In their view, the very foundations of intelligence-gathering have been damaged in ways that could take years, even decades, to repair.
A new documentary circulating in the US features one powerful condemnation after another, from the sort of people who usually stay discreetly in the shadows.
They include a former director of the CIA, two former assistant secretaries of defence, a former ambassador to Saudi Arabia and even the man who served as President George W. Bush's Secretary of the Army until just a few months ago.
The two dozen interviewees reveal how the pre-war intelligence record on Iraq showed virtually the opposite of the picture the Administration painted to Congress, to US voters and to the world.
They also reconstruct the way senior White House officials - notably Vice-President Dick Cheney - leaned on the CIA to find evidence that would fit a preordained set of conclusions.
"There was never a clear and present danger. There was never an imminent threat.

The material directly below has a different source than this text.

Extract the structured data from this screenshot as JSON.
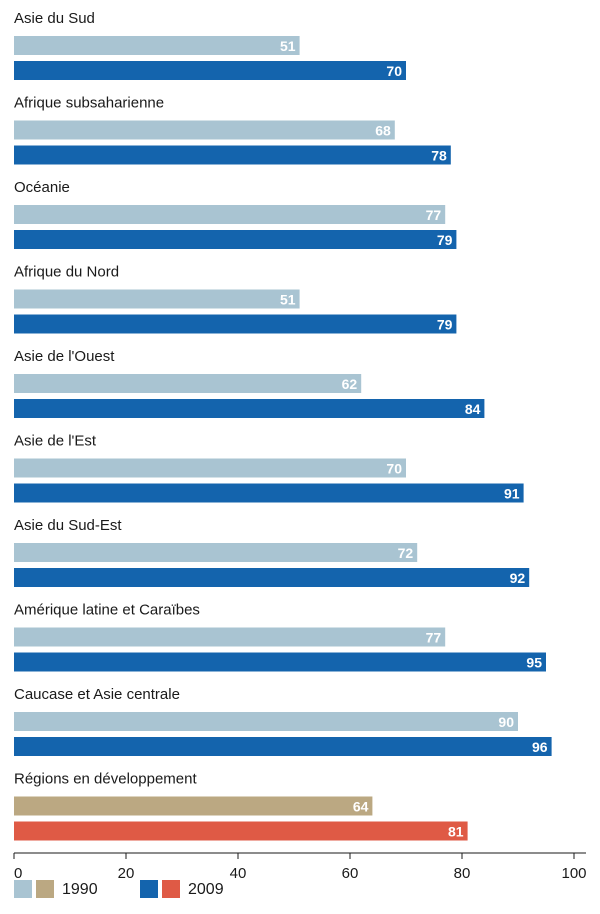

Iraq - and we have very good intelligence on this - was never part of the picture of terrorism," says Mel Goodman, a veteran CIA analyst who now teaches at the National War College.
The case for accusing Saddam Hussein of concealing weapons of mass destruction was, in the words of the veteran CIA operative Robert Baer, largely achieved through "data mining" - going back over old information and trying to wrest new conclusions from it.
The agenda, according to George Bush snr's ambassador to Saudi Arabia, Chas Freeman, was both highly political and profoundly misguided.
"The theory that you can bludgeon political grievances out of existence doesn't have much of a track record," he says, "so essentially we have been neo-conned into applying a school of thought about foreign affairs that has failed everywhere it has been tried."
The hour-long film - Uncovered: The Whole Truth about the Iraq War - was put together by Robert Greenwald, a TV producer in the forefront of Hollywood's anti-war movement who never suspected, when he started out, that so many establishment figures would stand up and be counted.
"My attitude was, wow, CIA people, I thought these were the bad guys," Greenwald said.
"Not everyone agreed on everything. Not everyone was against the war itself.
"But there was a universally shared opinion that we had been misled about the reasons for the war."